Кулаки сжались сами собой. Почему, ну почему она не госпожа Средняя? Уж та-то наверняка знала бы, что делать!..
В растерянности, чувствуя, как в глазах закипают слёзы, Молли присела, положив одну руку Кейти на лоб, а другую – на бессильно замершую правую кисть.
Лёд. Холодна, словно морозная глыба, выпиленная в лютую рождественскую стужу с середины промёрзшей чуть не до дна Мьер.
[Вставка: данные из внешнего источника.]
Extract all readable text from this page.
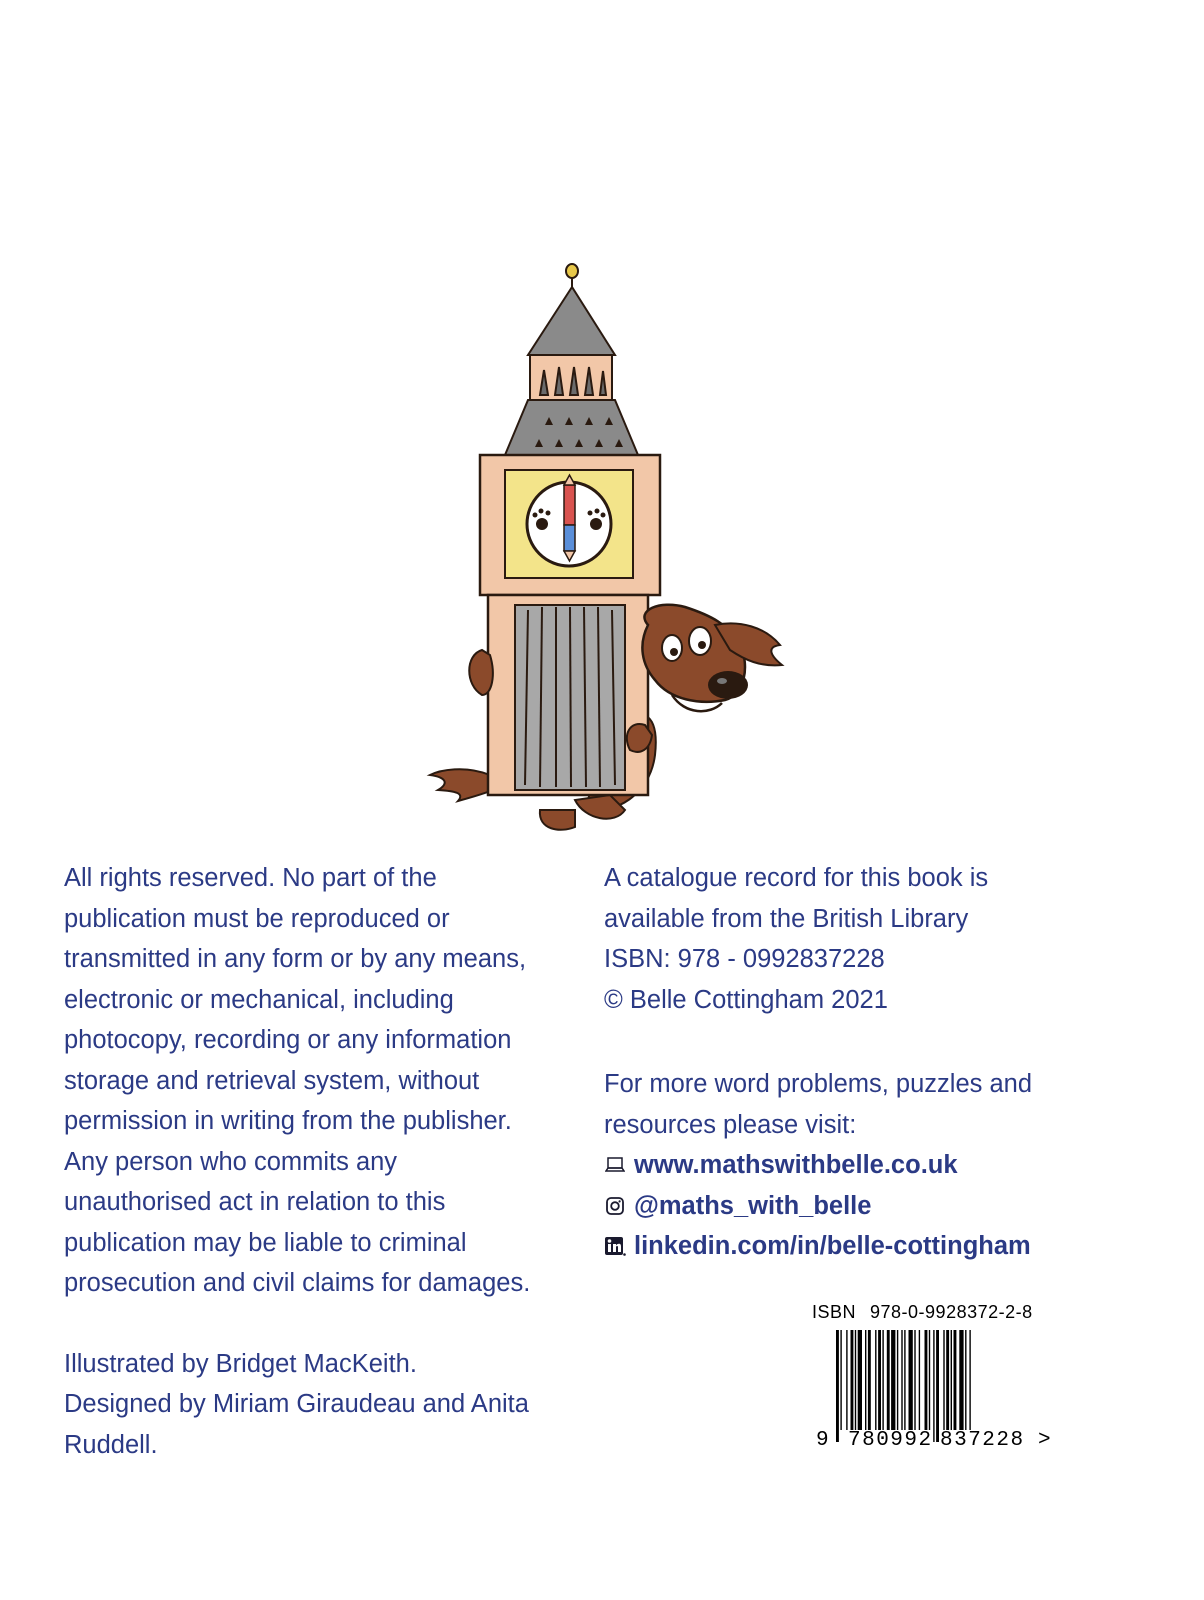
All rights reserved. No part of the

publication must be reproduced or

transmitted in any form or by any means,

electronic or mechanical, including

photocopy, recording or any information

storage and retrieval system, without

permission in writing from the publisher.

Any person who commits any

unauthorised act in relation to this

publication may be liable to criminal

prosecution and civil claims for damages.

Illustrated by Bridget MacKeith.

Designed by Miriam Giraudeau and Anita

Ruddell.

A catalogue record for this book is

available from the British Library

ISBN: 978 - 0992837228

© Belle Cottingham 2021

For more word problems, puzzles and

resources please visit:

www.mathswithbelle.co.uk
@maths_with_belle
linkedin.com/in/belle-cottingham
ISBN 978-0-9928372-2-8
9 780992 837228 >
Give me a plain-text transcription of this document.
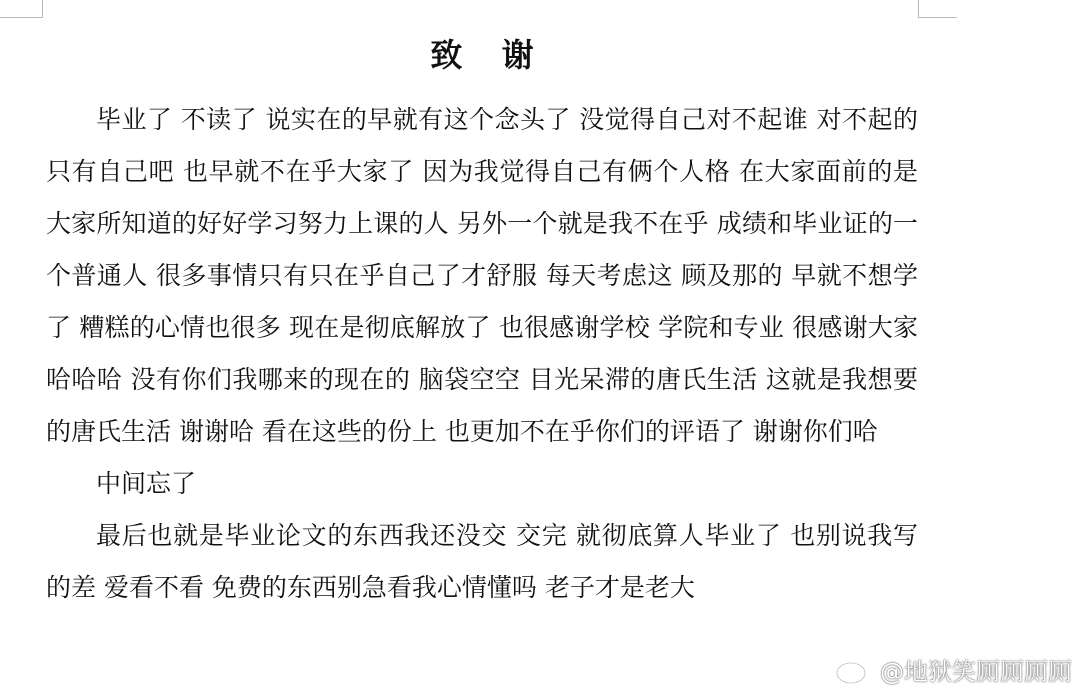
致 谢

毕业了 不读了 说实在的早就有这个念头了 没觉得自己对不起谁 对不起的只有自己吧 也早就不在乎大家了 因为我觉得自己有俩个人格 在大家面前的是大家所知道的好好学习努力上课的人 另外一个就是我不在乎 成绩和毕业证的一个普通人 很多事情只有只在乎自己了才舒服 每天考虑这 顾及那的 早就不想学了 糟糕的心情也很多 现在是彻底解放了 也很感谢学校 学院和专业 很感谢大家 哈哈哈 没有你们我哪来的现在的 脑袋空空 目光呆滞的唐氏生活 这就是我想要的唐氏生活 谢谢哈 看在这些的份上 也更加不在乎你们的评语了 谢谢你们哈

中间忘了

最后也就是毕业论文的东西我还没交 交完 就彻底算人毕业了 也别说我写的差 爱看不看 免费的东西别急看我心情懂吗 老子才是老大

@地狱笑厕厕厕厕
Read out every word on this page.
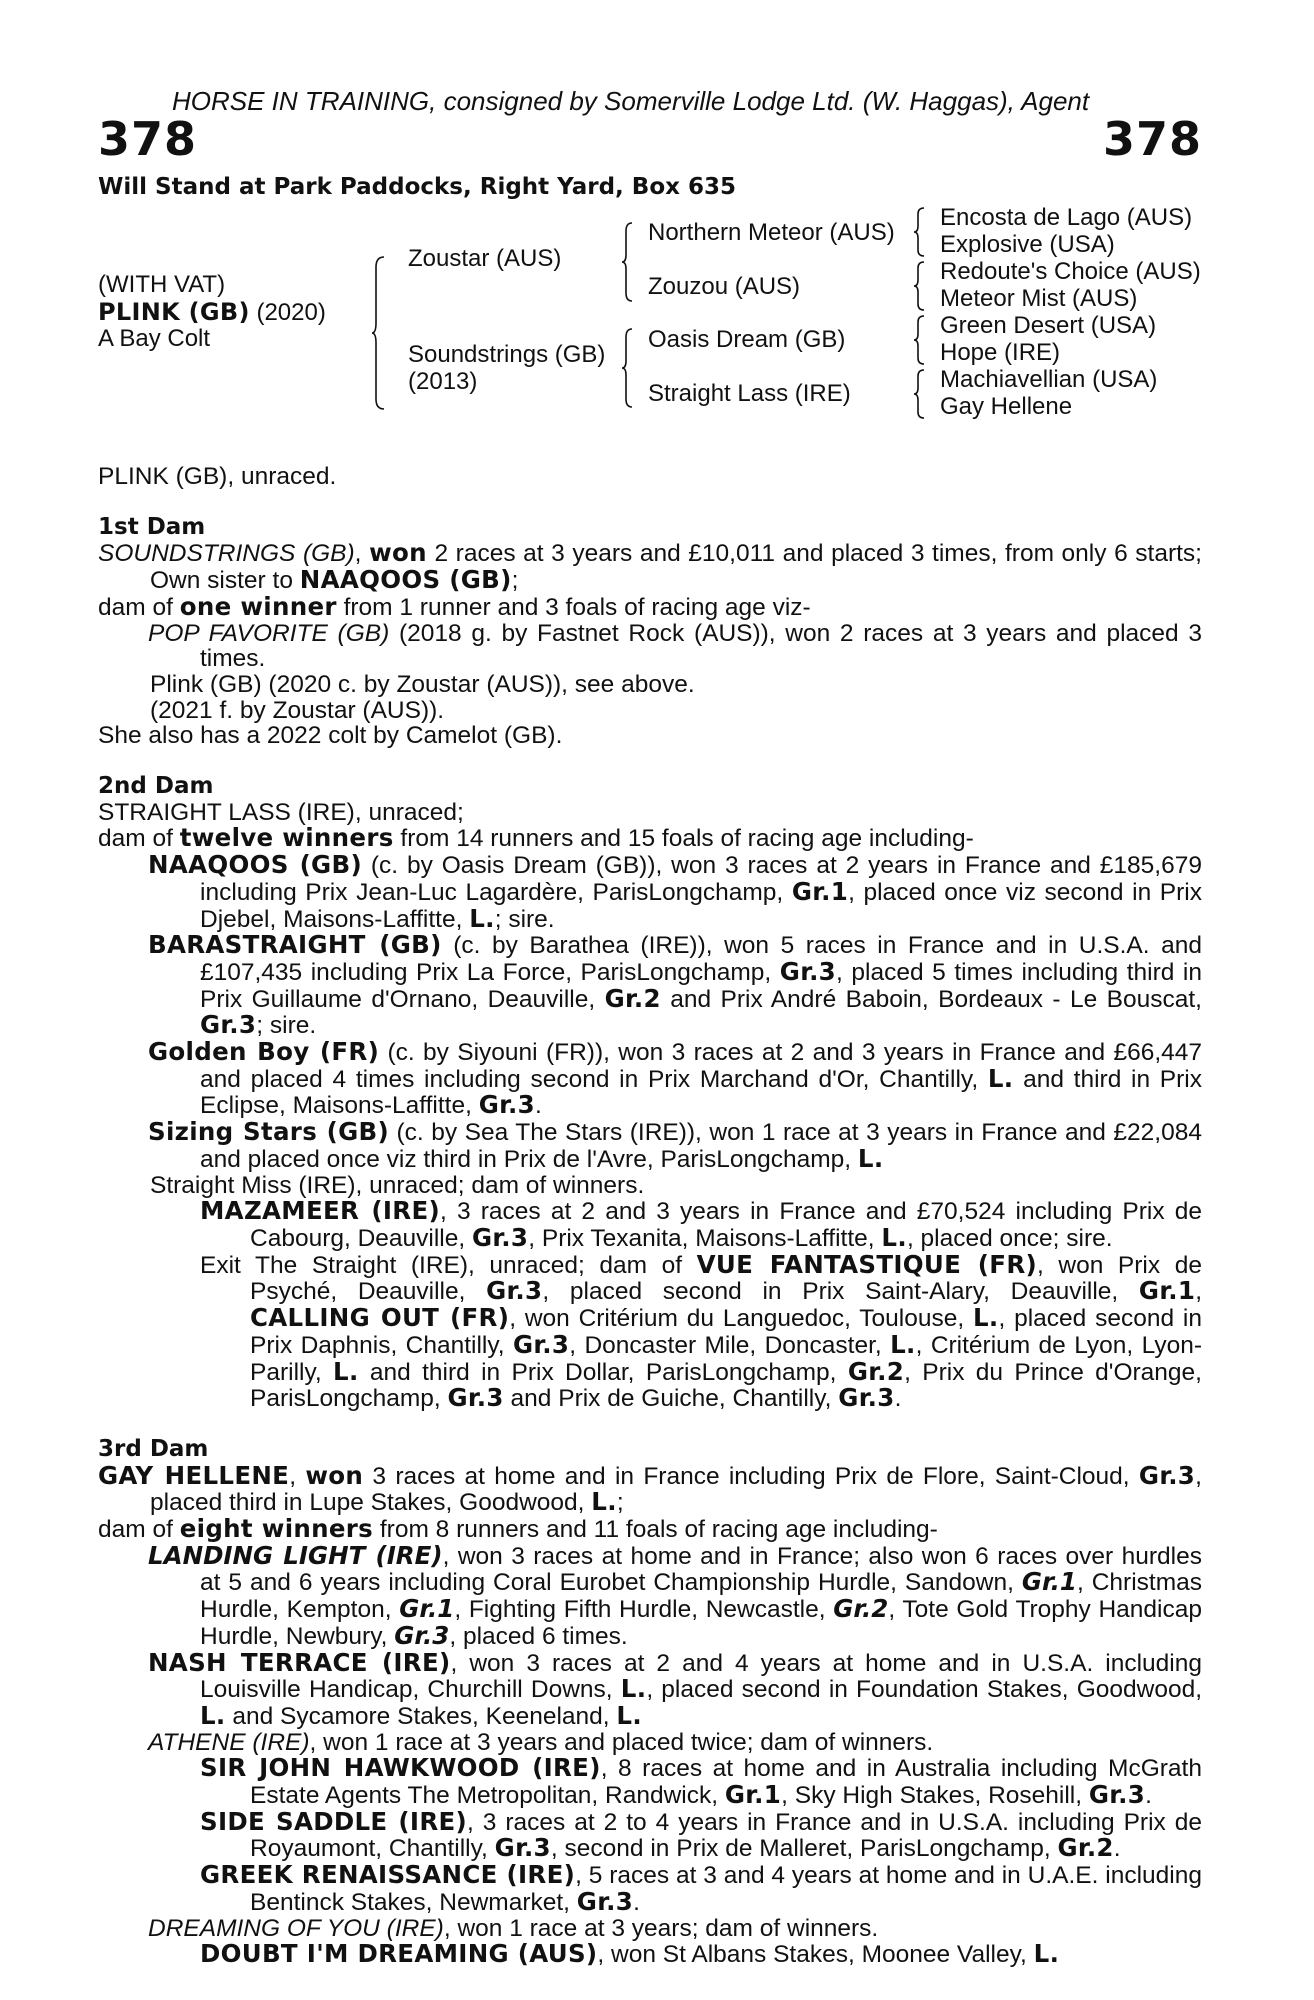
HORSE IN TRAINING, consigned by Somerville Lodge Ltd. (W. Haggas), Agent
378	378
Will Stand at Park Paddocks, Right Yard, Box 635
(WITH VAT)
PLINK (GB) (2020)
A Bay Colt
Zoustar (AUS)
Soundstrings (GB)
(2013)
Northern Meteor (AUS)
Zouzou (AUS)
Oasis Dream (GB)
Straight Lass (IRE)
Encosta de Lago (AUS)
Explosive (USA)
Redoute's Choice (AUS)
Meteor Mist (AUS)
Green Desert (USA)
Hope (IRE)
Machiavellian (USA)
Gay Hellene

PLINK (GB), unraced.

1st Dam

SOUNDSTRINGS (GB), won 2 races at 3 years and £10,011 and placed 3 times, from only 6 starts; Own sister to NAAQOOS (GB);

dam of one winner from 1 runner and 3 foals of racing age viz-

POP FAVORITE (GB) (2018 g. by Fastnet Rock (AUS)), won 2 races at 3 years and placed 3 times.

Plink (GB) (2020 c. by Zoustar (AUS)), see above.

(2021 f. by Zoustar (AUS)).

She also has a 2022 colt by Camelot (GB).

2nd Dam

STRAIGHT LASS (IRE), unraced;

dam of twelve winners from 14 runners and 15 foals of racing age including-

NAAQOOS (GB) (c. by Oasis Dream (GB)), won 3 races at 2 years in France and £185,679 including Prix Jean-Luc Lagardère, ParisLongchamp, Gr.1, placed once viz second in Prix Djebel, Maisons-Laffitte, L.; sire.

BARASTRAIGHT (GB) (c. by Barathea (IRE)), won 5 races in France and in U.S.A. and £107,435 including Prix La Force, ParisLongchamp, Gr.3, placed 5 times including third in Prix Guillaume d'Ornano, Deauville, Gr.2 and Prix André Baboin, Bordeaux - Le Bouscat, Gr.3; sire.

Golden Boy (FR) (c. by Siyouni (FR)), won 3 races at 2 and 3 years in France and £66,447 and placed 4 times including second in Prix Marchand d'Or, Chantilly, L. and third in Prix Eclipse, Maisons-Laffitte, Gr.3.

Sizing Stars (GB) (c. by Sea The Stars (IRE)), won 1 race at 3 years in France and £22,084 and placed once viz third in Prix de l'Avre, ParisLongchamp, L.

Straight Miss (IRE), unraced; dam of winners.

MAZAMEER (IRE), 3 races at 2 and 3 years in France and £70,524 including Prix de Cabourg, Deauville, Gr.3, Prix Texanita, Maisons-Laffitte, L., placed once; sire.

Exit The Straight (IRE), unraced; dam of VUE FANTASTIQUE (FR), won Prix de Psyché, Deauville, Gr.3, placed second in Prix Saint-Alary, Deauville, Gr.1, CALLING OUT (FR), won Critérium du Languedoc, Toulouse, L., placed second in Prix Daphnis, Chantilly, Gr.3, Doncaster Mile, Doncaster, L., Critérium de Lyon, Lyon-Parilly, L. and third in Prix Dollar, ParisLongchamp, Gr.2, Prix du Prince d'Orange, ParisLongchamp, Gr.3 and Prix de Guiche, Chantilly, Gr.3.

3rd Dam

GAY HELLENE, won 3 races at home and in France including Prix de Flore, Saint-Cloud, Gr.3, placed third in Lupe Stakes, Goodwood, L.;

dam of eight winners from 8 runners and 11 foals of racing age including-

LANDING LIGHT (IRE), won 3 races at home and in France; also won 6 races over hurdles at 5 and 6 years including Coral Eurobet Championship Hurdle, Sandown, Gr.1, Christmas Hurdle, Kempton, Gr.1, Fighting Fifth Hurdle, Newcastle, Gr.2, Tote Gold Trophy Handicap Hurdle, Newbury, Gr.3, placed 6 times.

NASH TERRACE (IRE), won 3 races at 2 and 4 years at home and in U.S.A. including Louisville Handicap, Churchill Downs, L., placed second in Foundation Stakes, Goodwood, L. and Sycamore Stakes, Keeneland, L.

ATHENE (IRE), won 1 race at 3 years and placed twice; dam of winners.

SIR JOHN HAWKWOOD (IRE), 8 races at home and in Australia including McGrath Estate Agents The Metropolitan, Randwick, Gr.1, Sky High Stakes, Rosehill, Gr.3.

SIDE SADDLE (IRE), 3 races at 2 to 4 years in France and in U.S.A. including Prix de Royaumont, Chantilly, Gr.3, second in Prix de Malleret, ParisLongchamp, Gr.2.

GREEK RENAISSANCE (IRE), 5 races at 3 and 4 years at home and in U.A.E. including Bentinck Stakes, Newmarket, Gr.3.

DREAMING OF YOU (IRE), won 1 race at 3 years; dam of winners.

DOUBT I'M DREAMING (AUS), won St Albans Stakes, Moonee Valley, L.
Молли забыла сейчас про всё, даже про собственную ревность. Сжала безжизненную ладонь Кейти меж собственных и…
Тепло! Тепло в ладонях! В обеих! Катись, волна, рушь льды, бросай их на скалы, дроби в пыль!
Из-под пальцев брызнуло яркое, солнечное свечение. Тепло потекло с рук Молли, впитываясь, всасываясь, словно вода сухим песком, неподвижной ладонью Кейт.
Та застонала, тяжело, утробно, аж выгибаясь от боли.
– Не… не на-ад… не… му-учь…
А Молли вдруг представила, что вся кровь в жилах Кейти обернулась льдом, и теперь острые льдинки только начинают ползти, сдвигаются с места и, конечно, отзываются резкой болью.
Молли сжала зубы и попыталась сделать вливающееся тепло совсем горячим.
Кейти вновь закричала, вернее, захрипела, глаза её закатились.
По лицу Молли градом тёк пот, однако она не останавливалась. Её огонь струился теперь в жилах Кейт, властно заставляя двигаться совсем уж было оцепеневшую кровь.